Other divisive political challenges for the RevCon include Iran and the Joint Comprehensive Plan of Action, which was unilaterally discarded by the Donald Trump administration; a push by non–nuclear weapons states for substantive reductions in nuclear arsenals; lack of progress on the 1995 initiative for the Middle East as a zone free of all weapons of mass destruction; a U.S. push for universal adherence to the International Atomic Energy Agency Additional Protocol; and North Korea’s nuclear arsenal, among others.

Redefining Success

For the last fifty years, a substantive consensus outcome has been the criteria for a successful RevCon. Yet anticipating the difficulties of a consensus, the NPT supporters are suggesting that the definition of a successful outcome should be reconsidered.

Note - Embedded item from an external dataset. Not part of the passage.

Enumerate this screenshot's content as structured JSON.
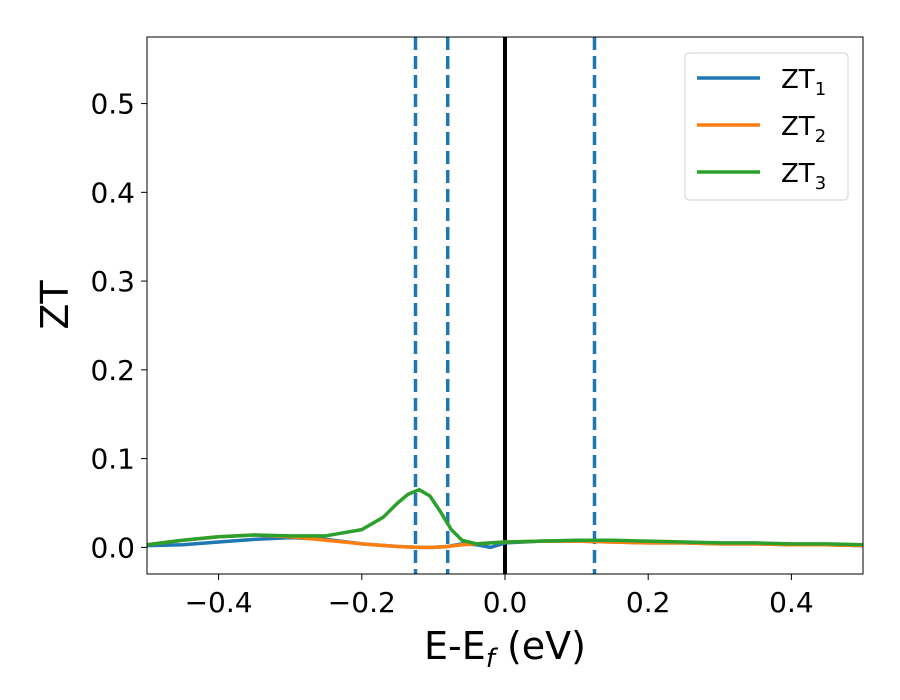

The NPT record indicates that no consensus was reached in 1980, 1990, 2005, and 2015. In 1995, despite the failure to reach consensus on a comprehensive final document, the critical objective of an indefinite and unconditional extension of the NPT was achieved (it had an original duration of twenty-five years). Some use this outcome to argue that a consensus final document need not be a true measure of success. Conversely, the 2000 and 2010 RevCons reached consensus after difficult negotiations, but none of the agreed steps or recommendations were ever implemented. Even these past agreements are unlikely to be endorsed today. The convergence of interests among the major powers has broken down, removing the basic political pre-condition for any progress.

Nuclear weapons–dependent states suggest setting a lower bar for a successful outcome. Merely holding a conference should be enough, according to some, as this would avoid the acrimonious and time-consuming negotiations that create undue expectations. However, such an approach is at best a temporary resolution. Any permanent resolution would lie in accepting the limitations of the NPT and seeking to join the TPNW proponents in a constructive dialogue. This needs imaginative approaches and a shift from the zero-sum model of negotiation to a win-win outcome, preserving the NPT while looking beyond it. A mindset change is necessary for the NPT to overcome its midlife crisis.